Con l’utilizzo di scale validate e contestualizzate e, ove possibile, con la collaborazione del paziente, valuta la presenza di dolore, con relative caratteristiche, localizzazione e intensità, così come accerterà il livello di ansia che affligge la persona.

In presenza di un paziente con pregresso ictus, l’infermiere valuterà:

  1. lo status neurologico del soggetto avvalendosi, nuovamente, di scale validate; molto utilizzata, ad esempio, è la Glasgow Coma Scale che, indagando la risposta oculare, verbale e motoria, permette di sondare le abilità residue del paziente;
  2. il grado di decadimento cognitivo del paziente, utilizzando ad esempio la Mini Mental State Examination (MMSE);
  3. il rischio di caduta da valutare, ad esempio, con la Scala Conley.

L’infermiere, dunque, accerterà:

  1. lo stato degli occhi del paziente, le caratteristiche delle pupille e la loro reattività alla luce;
  2. la risposta verbale e/o motoria a semplici comandi verbali;
  3. il livello di compromissione della marcia e della mobilità, il deterioramento della capacità di giudizio, il livello di agitazione, il decadimento dell’acuità visiva.

Responsabilità dell’infermiere è anche quella di accertare la presenza di:

  1. eventuali patologie già in essere nel paziente;
  2. terapie assunte a domicilio;
  3. allergie o intolleranze alimentari;
  4. l’eventuale presenza di edemi, lesioni, contusioni o arrossamenti della cute (Scala di Braden). 

L’accertamento infermieristico, inoltre, mira ad indagare lo stile di vita del paziente al fine di conoscere le sue abitudini alimentari (con tanto di misurazione dell’indice di massa corporea – BMI) e di eliminazione, la sua occupazione e le caratteristiche del nucleo socio-familiare in cui è calato, l’eventuale utilizzo di ausili oculistici, auricolari, per la deambulazione o per l’incontinenza urinaria e/o fecale. Tutto questo per accertare i livelli di autonomia nelle attività di vita quotidiana precedenti all’attacco di sofferenza neurologica (Scala di Barthel).

Occorre ricordarsi anche che è utile stilare una lista degli effetti personali dell’utente.

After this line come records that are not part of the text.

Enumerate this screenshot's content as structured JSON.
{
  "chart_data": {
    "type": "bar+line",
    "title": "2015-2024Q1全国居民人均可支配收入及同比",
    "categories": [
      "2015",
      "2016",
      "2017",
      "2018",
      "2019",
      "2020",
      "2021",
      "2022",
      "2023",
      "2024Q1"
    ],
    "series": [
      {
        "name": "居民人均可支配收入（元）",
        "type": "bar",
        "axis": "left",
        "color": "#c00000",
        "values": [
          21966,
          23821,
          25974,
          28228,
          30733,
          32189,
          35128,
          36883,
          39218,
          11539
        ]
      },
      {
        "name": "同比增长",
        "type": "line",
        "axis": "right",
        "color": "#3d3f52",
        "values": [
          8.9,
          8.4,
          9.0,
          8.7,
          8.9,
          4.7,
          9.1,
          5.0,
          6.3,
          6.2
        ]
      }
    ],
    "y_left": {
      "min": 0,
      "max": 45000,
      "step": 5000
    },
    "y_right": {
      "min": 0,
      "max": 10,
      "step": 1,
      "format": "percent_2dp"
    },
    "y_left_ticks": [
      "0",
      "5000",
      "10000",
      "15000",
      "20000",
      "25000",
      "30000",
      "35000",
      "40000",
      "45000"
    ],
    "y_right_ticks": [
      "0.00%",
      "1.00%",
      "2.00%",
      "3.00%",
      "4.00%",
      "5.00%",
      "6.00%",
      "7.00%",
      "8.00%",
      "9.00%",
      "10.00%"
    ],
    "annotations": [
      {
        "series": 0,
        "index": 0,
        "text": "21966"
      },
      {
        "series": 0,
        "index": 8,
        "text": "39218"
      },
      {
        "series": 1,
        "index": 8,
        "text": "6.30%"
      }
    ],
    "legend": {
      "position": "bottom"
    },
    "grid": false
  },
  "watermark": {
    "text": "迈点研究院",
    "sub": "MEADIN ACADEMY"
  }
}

Quella dell’accertamento è solo la prima fase del processo di assistenza infermieristica che, come passaggio successivo, prevede un’attenta analisi incrociata dei dati raccolti attraverso l’accertamento, con la collaborazione del paziente e, se presente, con quella di un caregiver; analisi dei dati che porta alla formulazione di un piano assistenziale tarato sulla singola persona.

Diagnostica

Il professionista infermiere identifica e conosce il materiale da preparare per effettuare le principali indagini diagnostiche che il medico potrebbe prescrivere nel caso di un paziente con ictus:

  • esami ematici (emocromo, PT, PTT, elettroliti, ecc.);
  • TC; 3 – RM; 4 – RX;
  • angiografia intracranica;
  • EEG;
  • ECG;
  • ecodoppler tronchi sovraortici.

Piano assistenziale standard

Un piano assistenziale secondo il modello bifocale Carpenito prevede la formulazione, in completa autonomia da parte del professionista infermiere, di Diagnosi Infermieristiche con relativi obiettivi, la pianificazione e attuazione degli interventi volti al raggiungimento degli stessi ed un sistema di valutazione in itinere per monitorare la risposta del paziente all’erogazione dell’assistenza.

L’altra parte del piano assistenziale è costituita dai Problemi Collaborativi, ovvero complicanze potenziali che si stanno verificando o potrebbero verificarsi rispetto ad una determinata patologia. In questo caso l’infermiere ha un ruolo “collaborativo” nei confronti del medico e di altri professionisti della salute coinvolti nel pieno rispetto delle reciproche competenze, ovvero contribuisce a monitorare il paziente, ad individuare eventuali segni e sintomi di complicanze e ad attuare gli interventi per riportare le condizioni cliniche dell’assistito alla stabilità.